HERC Seminar: Rise or fall in equality? The dynamics of inequality measures
Sanghamitra Bandyopadhyay, Queen Mary University of London
Tuesday, 28 January 2020, 12pm to 1pm
Seminar room 0, Big Data Institute, Old Road Campus, OX3 7LF
There has been a rise in the number of studies that study long term trends in income inequality. In this paper, I highlight that for time dependent analyses there are many inequality measures that may not be suited, since many measures are estimated relative to the average (income).
To illustrate this problem I put together a new dataset of 18 inequality measures for 34 countries for 100 years using mortality (by age) distributions as a proxy for income distributions. I then model the time series of these inequality measures as a fractionally integrated process and find that there are more countries that have mean-reverting and stationary absolute inequality measures than relative measures.
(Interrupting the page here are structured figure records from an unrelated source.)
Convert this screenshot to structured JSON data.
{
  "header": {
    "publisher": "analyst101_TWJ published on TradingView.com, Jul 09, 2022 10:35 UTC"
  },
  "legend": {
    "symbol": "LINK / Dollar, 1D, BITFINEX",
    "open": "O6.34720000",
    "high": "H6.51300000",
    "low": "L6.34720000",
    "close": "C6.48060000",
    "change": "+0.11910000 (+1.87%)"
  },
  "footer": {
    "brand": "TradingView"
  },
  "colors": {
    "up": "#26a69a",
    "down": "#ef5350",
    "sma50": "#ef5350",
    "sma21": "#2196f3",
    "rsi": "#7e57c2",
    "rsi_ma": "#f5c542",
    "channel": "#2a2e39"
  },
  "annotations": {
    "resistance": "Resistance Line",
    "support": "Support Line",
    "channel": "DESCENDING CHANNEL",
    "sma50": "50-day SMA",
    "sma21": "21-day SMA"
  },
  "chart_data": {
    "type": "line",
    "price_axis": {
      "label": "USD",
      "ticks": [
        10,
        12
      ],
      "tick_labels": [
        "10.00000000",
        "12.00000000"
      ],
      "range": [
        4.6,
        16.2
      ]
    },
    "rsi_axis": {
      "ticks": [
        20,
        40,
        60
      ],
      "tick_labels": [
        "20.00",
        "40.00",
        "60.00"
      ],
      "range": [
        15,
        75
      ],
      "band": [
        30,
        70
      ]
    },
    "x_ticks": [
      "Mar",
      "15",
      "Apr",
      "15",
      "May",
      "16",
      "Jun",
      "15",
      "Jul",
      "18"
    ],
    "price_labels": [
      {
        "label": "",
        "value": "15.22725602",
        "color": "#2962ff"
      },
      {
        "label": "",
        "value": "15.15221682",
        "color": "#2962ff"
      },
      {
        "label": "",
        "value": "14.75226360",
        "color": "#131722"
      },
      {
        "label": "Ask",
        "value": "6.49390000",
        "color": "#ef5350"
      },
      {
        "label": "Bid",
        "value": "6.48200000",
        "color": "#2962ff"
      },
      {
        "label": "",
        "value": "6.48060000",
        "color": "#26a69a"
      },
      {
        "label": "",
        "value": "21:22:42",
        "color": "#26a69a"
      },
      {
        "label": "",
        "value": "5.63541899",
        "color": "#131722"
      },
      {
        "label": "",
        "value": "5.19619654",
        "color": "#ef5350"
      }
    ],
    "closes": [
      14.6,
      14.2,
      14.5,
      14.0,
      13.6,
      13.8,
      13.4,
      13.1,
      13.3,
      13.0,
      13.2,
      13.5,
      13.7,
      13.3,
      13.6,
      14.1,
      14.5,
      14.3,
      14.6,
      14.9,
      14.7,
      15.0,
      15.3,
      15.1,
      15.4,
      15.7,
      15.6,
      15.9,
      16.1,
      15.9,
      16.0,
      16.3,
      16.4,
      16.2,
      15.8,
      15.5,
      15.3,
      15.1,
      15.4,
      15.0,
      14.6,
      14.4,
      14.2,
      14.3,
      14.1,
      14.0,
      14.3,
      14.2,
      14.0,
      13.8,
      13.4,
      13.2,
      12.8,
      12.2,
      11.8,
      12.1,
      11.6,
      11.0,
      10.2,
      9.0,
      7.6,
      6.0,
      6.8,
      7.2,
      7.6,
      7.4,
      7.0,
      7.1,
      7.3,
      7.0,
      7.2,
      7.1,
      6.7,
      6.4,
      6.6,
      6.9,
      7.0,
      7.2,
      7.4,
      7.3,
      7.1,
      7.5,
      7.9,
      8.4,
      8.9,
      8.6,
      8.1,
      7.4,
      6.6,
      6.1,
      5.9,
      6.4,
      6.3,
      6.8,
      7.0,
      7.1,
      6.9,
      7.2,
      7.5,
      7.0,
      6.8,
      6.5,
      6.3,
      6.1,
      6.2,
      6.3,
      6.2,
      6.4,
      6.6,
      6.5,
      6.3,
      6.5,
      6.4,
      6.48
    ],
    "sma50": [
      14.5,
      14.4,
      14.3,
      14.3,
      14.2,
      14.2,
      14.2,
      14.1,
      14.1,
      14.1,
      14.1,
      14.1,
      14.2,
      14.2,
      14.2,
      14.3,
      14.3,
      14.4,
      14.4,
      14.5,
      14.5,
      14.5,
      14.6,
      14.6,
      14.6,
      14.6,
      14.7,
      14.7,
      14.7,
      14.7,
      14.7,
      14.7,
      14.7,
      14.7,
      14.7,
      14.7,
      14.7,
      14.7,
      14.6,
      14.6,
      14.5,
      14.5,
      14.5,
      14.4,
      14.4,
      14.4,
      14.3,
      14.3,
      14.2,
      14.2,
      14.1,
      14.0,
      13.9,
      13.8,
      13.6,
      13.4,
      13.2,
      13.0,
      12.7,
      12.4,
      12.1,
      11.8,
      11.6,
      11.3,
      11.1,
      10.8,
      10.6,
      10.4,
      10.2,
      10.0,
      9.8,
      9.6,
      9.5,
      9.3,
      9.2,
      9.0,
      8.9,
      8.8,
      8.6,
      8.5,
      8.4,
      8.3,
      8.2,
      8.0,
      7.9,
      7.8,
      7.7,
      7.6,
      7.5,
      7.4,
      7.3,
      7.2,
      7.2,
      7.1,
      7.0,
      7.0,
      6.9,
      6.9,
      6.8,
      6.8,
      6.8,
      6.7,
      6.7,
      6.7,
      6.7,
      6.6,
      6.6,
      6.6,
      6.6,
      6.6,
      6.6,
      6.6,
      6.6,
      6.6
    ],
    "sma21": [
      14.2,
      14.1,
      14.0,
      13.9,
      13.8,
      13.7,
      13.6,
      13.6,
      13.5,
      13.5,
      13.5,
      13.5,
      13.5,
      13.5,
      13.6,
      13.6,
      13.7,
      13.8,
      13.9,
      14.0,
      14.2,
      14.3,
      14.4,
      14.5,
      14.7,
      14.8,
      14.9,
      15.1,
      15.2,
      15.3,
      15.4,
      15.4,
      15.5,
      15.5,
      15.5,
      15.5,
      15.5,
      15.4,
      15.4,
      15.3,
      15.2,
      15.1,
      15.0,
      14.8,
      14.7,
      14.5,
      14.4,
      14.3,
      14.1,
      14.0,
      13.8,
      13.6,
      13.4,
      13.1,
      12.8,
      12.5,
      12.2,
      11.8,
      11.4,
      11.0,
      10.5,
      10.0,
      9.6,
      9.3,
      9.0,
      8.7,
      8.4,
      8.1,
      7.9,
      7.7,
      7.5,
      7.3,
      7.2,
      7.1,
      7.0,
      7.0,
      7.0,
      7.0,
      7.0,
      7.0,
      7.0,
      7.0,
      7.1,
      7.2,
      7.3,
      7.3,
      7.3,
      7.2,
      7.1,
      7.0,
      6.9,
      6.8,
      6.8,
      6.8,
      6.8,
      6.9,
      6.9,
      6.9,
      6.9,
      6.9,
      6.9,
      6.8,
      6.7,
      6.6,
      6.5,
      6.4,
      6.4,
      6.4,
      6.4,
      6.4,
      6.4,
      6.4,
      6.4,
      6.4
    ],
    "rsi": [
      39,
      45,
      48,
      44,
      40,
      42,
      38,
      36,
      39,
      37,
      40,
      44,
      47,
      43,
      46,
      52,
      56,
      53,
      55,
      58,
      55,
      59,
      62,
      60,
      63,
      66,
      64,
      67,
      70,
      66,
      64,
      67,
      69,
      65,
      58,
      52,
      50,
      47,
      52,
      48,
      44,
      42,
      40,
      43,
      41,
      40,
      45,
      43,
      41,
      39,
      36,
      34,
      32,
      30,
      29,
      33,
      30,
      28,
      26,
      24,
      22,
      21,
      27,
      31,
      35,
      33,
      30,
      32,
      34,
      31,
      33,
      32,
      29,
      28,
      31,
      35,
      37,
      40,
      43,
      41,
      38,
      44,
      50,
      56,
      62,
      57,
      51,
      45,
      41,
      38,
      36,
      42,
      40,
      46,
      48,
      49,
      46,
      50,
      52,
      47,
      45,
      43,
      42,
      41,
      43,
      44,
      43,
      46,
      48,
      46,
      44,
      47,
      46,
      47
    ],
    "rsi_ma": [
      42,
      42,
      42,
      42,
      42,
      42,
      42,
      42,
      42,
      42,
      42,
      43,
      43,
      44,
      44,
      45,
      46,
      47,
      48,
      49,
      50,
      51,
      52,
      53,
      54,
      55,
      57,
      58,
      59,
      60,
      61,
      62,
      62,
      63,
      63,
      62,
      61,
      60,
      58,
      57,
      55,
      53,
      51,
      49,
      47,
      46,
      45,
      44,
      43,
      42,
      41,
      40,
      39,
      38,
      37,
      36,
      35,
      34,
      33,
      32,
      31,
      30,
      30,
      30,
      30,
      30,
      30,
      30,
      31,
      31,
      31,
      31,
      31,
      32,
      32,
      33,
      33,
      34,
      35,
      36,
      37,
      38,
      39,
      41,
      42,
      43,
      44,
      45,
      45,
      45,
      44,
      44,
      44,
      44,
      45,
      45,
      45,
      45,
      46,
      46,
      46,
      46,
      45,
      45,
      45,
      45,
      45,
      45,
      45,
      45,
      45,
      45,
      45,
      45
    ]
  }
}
A panel regression application estimating the relationship between inequality and economic growth using GMM panel regression methods shows that regression models that use mean-reverting or stationary inequality measures have a more stable relationship between inequality and growth. To further investigate the time dependent properties of these inequality measures, I estimate impulse response functions to observe the effect of a shock in GDP on the inequality measures. The effect of the shock dissipates about 10 years earlier for absolute measures than for relative measures. Tests for volatility in the temporal distribution of the inequality measures also strikingly reveal that measures with volatility clustering around the mean are also not mean-reverting or stationary, and slow to converge in the impulse response functions.